In short, Ghostbusters does feel like a game-changer. Bridesmaids (a previous Feig offering, also starring Wiig and McCarthy) was given similar praise when it was released in 2011 to critical and commercial acclaim, but even then it focused on traditionally female experiences (hen nights, bridal showers, dress fittings) and contained elements of the rom-com formula. Ghostbusters, in contrast, is indisputably a fully-fledged action movie, and these women are more than wives and bridesmaids. We meet them when they are established career scientists (important in itself given the total dearth of women in STEM careers portrayed in the movies). More crucially, they get to be passionate about what they do: Holtzmann can be a genius inventor who gets wildly excited over a Faraday cage, whilst Patty can revel in her encyclopaedic, history book-fuelled knowledge of New York City. And they’re totally badass. We’ve discussed over and over for the past two years that it’s significant to have four women front a summer action blockbuster, but it was only when I was sitting there in the cinema actually witnessing four women in jumpsuits battle ghost after ghost in glorious slow motion on the big screen that it truly dawned on me just how significant. I couldn’t (and still can’t) think of anything I watched at age 12 that came close.

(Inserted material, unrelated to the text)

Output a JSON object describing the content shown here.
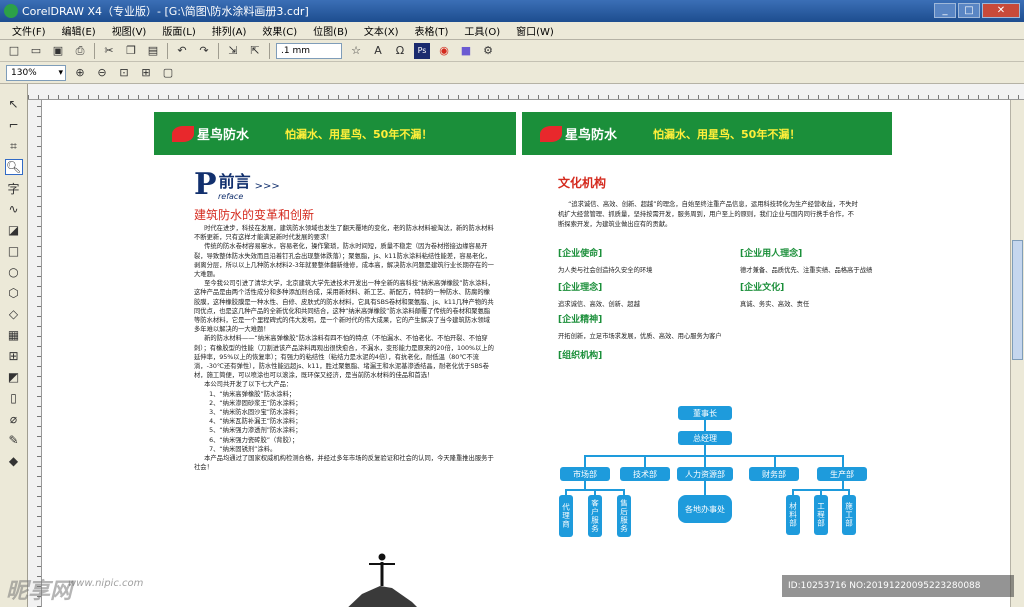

Something else: there’s a glaring absence from Ghostbusters that is glorious in its significance. Two thirds of the way through the film, Kristen Wiig’s Erin reads a book in a bedroom. It’s one of the only times in the film where we see a protagonist out of the workplace or off the streets of NYC. Seeing this female character in a domestic space was enough to make my brain automatically wonder where Erin’s home was and who she lived with. That’s when the realisation came like a jolt of static from one of Holtzmann’s inventions. Unlike in 95% of female-fronted films – Bridesmaids included – I didn’t need to know or care about any of the four protagonists’ personal lives outside their ghostbusting unit of friendship. And that came as such a relief.
There are hints, of course. Kate McKinnon as Jillian Holtzmann was 66% of the reason my brother and I went to see this film, and it’s no surprise that a huge number of people have fallen in love with Holtzmann – many even joking of a shift in their Kinsey scale reading after watching McKinnon’s breakout performance. She’s a magnetic, scene-stealing presence throughout, her off-beat delivery and oddball behaviour providing laughs even when she’s not the focus of a scene. Feig wanted to ensure that what he referred to as the ‘pansexual’ presence of McKinnon (who incidentally is Saturday Night Live‘s first openly lesbian cast member) translated to her character. But when asked if Holtzmann herself was gay, he was suggestive yet evasive: “I hate to be coy about it. But when you’re dealing with the studios and that kind of thing… ”
We might have four ghostbusting women, but it’s still a little too much for Sony to allow one of them to be openly gay. That is likely the next frontier in the campaign against Hollywood’s outdated ideas about what sells (although some progress is being made on this front where the latest Star Trek is concerned). All things considered, though, Ghostbusters is a giant leap forward.